All governments run deficits and debt; they borrow money on our behalf. But it is government debt. “George Osborne’s project of reducing the deficit,” said Varoufakis, “means that the people of Britain will be condemned to go deeper and deeper into the red.” So, in Varoufakis’ analysis, what we are suffering from is not genuine austerity, but the government shifting the debt to our shoulders, increasing our insecurity.
“Why is so little hope growing among so many riches?” he asked, because this is a rich country. Hope, he said, “requires the prospect of creative labour, the opportunity for people to unfold their talents.” That means investment in infrastructure, innovation, manufacturing and above all, people. The money is there, an estimated £743 billion sitting idle in corporate accounts. Listing the many areas where investment should take place he suggested that, while companies should be made to pay the full amount of tax, they could be given tax breaks on the money they invest.

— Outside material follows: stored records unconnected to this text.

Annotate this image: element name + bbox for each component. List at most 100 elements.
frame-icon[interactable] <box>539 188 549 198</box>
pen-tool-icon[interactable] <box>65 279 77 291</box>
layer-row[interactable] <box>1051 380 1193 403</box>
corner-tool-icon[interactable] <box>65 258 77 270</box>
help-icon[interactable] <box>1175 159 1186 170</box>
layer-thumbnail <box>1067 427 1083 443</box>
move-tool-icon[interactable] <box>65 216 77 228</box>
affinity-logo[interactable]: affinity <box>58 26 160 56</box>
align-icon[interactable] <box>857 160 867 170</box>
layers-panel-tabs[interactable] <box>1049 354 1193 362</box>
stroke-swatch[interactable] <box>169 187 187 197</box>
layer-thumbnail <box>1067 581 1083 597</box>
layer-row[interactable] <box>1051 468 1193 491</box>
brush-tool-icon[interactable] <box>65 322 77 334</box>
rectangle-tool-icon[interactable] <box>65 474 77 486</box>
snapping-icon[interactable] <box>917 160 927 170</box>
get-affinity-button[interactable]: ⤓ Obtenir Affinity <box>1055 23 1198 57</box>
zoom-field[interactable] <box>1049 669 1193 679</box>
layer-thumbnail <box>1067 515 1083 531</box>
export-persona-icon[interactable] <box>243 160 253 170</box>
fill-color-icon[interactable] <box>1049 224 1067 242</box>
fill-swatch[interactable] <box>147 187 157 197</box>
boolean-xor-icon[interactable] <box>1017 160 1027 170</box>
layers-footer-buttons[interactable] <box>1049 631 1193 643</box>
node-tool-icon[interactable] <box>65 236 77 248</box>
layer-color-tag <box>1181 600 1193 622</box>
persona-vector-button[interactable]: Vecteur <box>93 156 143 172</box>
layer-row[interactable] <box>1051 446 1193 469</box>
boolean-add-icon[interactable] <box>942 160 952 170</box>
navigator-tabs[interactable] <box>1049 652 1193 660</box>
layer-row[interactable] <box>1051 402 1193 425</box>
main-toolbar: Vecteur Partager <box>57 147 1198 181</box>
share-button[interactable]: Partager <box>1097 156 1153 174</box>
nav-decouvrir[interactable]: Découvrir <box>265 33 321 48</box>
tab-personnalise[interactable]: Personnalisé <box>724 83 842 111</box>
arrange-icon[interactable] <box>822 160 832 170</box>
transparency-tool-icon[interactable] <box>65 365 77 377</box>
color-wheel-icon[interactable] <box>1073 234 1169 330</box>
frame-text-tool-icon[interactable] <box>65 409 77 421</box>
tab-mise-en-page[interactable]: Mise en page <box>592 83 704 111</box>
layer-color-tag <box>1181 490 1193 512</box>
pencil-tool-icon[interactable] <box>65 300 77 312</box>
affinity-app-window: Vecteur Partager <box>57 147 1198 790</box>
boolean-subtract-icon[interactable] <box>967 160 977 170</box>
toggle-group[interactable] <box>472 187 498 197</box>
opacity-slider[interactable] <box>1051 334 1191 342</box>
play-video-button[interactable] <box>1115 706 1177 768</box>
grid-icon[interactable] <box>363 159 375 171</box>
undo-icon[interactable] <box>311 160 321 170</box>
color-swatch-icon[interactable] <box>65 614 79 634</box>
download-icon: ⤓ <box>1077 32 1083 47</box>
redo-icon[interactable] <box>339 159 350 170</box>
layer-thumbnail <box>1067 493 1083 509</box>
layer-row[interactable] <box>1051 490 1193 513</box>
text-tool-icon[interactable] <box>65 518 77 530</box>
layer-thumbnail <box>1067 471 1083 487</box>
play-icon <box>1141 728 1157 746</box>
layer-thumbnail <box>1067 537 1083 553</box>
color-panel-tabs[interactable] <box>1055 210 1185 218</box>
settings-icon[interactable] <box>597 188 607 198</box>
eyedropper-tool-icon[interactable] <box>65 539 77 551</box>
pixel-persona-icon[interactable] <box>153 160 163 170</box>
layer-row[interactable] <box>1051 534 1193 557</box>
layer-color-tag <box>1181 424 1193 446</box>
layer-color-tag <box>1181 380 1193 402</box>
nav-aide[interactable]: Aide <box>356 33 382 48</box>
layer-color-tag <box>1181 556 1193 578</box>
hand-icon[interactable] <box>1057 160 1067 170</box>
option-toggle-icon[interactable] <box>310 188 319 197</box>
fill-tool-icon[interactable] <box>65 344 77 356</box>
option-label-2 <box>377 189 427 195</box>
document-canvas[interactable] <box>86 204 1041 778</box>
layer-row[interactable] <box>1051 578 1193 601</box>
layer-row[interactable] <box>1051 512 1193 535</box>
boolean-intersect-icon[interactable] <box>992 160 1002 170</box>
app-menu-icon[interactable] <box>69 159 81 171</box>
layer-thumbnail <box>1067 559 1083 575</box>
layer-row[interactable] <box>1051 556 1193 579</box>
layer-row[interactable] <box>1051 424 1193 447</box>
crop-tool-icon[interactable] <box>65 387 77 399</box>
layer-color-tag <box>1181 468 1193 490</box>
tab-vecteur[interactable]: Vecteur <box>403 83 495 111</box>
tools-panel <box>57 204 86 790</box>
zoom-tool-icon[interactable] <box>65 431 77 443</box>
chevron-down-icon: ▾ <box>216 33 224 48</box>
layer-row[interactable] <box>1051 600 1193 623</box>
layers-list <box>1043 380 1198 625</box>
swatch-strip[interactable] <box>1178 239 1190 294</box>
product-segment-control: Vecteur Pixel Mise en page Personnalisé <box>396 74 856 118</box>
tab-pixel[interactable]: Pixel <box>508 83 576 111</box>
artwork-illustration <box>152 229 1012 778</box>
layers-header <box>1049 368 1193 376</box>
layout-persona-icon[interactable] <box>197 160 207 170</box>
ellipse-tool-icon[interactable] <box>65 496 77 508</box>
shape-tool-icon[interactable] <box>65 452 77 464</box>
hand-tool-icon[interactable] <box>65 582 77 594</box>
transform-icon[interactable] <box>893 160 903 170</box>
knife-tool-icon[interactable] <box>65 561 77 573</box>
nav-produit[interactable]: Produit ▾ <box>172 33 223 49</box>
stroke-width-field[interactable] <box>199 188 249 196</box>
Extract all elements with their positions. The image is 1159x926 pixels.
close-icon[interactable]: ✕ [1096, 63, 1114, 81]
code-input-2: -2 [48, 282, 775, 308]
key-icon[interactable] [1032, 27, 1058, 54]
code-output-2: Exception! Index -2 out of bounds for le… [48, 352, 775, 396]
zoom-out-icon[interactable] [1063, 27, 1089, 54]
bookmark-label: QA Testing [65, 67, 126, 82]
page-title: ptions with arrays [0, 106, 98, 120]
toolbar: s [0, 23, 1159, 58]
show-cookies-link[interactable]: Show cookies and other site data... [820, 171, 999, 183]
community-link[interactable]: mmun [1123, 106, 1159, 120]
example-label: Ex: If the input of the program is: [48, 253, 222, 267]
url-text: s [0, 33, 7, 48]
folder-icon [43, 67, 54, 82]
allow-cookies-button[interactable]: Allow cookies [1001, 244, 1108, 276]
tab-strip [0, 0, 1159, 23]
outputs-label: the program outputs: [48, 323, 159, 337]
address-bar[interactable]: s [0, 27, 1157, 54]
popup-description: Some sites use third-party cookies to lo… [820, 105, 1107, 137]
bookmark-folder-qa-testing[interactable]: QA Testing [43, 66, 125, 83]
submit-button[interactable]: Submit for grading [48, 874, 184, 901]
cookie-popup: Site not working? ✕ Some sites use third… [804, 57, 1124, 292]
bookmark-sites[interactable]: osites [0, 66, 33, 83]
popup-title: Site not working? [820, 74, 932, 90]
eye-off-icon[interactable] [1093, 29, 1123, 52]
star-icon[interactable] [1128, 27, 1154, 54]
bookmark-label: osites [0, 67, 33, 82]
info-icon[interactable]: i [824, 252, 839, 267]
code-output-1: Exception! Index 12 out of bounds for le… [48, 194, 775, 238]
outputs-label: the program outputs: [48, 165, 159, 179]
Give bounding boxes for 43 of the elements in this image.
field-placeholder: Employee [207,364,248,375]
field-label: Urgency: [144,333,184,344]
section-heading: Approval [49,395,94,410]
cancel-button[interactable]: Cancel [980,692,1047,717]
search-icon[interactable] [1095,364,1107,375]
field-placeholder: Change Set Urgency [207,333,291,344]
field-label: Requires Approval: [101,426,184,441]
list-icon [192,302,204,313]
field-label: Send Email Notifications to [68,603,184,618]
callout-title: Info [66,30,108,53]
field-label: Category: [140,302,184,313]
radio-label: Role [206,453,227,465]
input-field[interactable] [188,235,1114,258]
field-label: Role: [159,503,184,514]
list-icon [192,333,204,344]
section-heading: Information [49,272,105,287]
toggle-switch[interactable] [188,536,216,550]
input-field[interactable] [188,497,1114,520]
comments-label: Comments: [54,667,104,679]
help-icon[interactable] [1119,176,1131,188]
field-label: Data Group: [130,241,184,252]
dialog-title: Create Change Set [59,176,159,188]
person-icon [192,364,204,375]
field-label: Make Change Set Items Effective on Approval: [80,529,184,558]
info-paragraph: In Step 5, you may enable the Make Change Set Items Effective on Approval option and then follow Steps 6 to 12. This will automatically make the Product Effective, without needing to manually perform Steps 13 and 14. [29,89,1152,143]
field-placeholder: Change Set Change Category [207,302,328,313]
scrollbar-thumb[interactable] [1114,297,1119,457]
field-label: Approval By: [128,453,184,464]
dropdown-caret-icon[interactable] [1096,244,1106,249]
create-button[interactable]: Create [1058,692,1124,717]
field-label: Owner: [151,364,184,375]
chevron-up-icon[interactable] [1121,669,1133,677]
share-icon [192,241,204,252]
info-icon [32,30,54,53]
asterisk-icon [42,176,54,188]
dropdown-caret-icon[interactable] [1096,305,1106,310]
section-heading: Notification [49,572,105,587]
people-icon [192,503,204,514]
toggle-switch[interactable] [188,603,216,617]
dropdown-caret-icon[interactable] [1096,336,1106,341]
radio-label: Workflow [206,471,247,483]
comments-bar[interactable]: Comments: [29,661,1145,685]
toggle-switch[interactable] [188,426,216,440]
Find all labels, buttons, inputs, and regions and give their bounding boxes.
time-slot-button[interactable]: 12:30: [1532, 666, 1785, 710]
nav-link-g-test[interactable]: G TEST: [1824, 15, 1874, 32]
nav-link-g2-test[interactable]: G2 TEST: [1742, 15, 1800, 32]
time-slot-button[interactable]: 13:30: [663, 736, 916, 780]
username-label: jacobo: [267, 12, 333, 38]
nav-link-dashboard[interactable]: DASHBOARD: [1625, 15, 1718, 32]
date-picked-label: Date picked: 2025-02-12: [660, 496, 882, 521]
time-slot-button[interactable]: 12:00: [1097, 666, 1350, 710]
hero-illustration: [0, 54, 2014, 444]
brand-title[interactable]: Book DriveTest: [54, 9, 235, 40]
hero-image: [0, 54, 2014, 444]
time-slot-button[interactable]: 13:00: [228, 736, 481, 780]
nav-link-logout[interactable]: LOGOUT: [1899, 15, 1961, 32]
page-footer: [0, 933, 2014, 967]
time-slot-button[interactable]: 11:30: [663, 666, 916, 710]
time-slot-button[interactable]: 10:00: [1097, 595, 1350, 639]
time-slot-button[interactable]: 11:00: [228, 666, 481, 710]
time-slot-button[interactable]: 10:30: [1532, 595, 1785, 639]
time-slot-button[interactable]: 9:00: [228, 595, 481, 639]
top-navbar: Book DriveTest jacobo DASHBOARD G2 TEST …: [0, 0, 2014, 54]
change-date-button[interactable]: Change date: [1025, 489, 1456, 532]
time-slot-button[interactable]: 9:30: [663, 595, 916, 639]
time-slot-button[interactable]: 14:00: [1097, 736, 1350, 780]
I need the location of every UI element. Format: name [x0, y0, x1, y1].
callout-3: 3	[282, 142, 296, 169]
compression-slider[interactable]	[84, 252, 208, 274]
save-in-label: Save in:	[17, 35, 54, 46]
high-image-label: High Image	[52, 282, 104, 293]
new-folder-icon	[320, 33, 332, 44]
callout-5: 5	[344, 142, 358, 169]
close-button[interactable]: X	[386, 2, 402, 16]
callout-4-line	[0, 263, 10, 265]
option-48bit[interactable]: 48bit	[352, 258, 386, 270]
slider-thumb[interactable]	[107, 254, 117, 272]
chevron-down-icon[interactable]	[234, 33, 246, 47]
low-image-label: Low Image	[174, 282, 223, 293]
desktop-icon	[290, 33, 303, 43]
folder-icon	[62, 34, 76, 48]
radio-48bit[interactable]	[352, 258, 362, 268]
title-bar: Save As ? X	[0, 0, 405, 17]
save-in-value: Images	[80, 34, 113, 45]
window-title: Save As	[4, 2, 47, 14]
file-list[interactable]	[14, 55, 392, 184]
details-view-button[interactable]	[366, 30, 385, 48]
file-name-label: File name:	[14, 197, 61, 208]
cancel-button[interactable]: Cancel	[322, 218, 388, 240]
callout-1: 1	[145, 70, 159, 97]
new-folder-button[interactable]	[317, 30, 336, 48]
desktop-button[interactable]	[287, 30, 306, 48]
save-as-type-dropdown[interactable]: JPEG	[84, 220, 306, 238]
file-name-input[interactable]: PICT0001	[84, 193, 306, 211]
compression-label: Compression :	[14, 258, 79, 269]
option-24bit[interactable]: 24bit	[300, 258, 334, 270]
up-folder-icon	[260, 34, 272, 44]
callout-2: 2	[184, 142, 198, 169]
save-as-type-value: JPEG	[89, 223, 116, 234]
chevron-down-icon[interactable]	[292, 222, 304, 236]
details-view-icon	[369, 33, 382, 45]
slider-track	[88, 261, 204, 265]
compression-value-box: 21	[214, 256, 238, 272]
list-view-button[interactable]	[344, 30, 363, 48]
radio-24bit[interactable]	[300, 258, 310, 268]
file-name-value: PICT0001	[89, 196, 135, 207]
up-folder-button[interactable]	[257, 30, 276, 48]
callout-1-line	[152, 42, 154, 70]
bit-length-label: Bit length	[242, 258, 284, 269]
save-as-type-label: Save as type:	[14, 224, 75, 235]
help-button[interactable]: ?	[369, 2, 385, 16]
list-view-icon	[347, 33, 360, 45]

Suffering ‘austerity’ makes it difficult to imagine a better future, and that creates depression and despair. How do we build the hope, so evident at this event, out in the wider world? Unity among Trade Unions, a Workers’ Rights Bill to combat the Tory assault on workers, a sound financial plan involving a Public Investment Bank and genuine investment to combat the so-called ‘necessary’ austerity programme, bringing local community campaigns into a national campaign – we need all this, just as we need unity within the Parliamentary Labour Party.
But the hope, the energy and inspiration, the pressure to change things for the better, that has to come from us, the people. What everyone felt at the Rally has to be shared among friends, neighbours, groups, strangers on buses, trains and in supermarket till queues. It is too good not to be shared and then acted upon.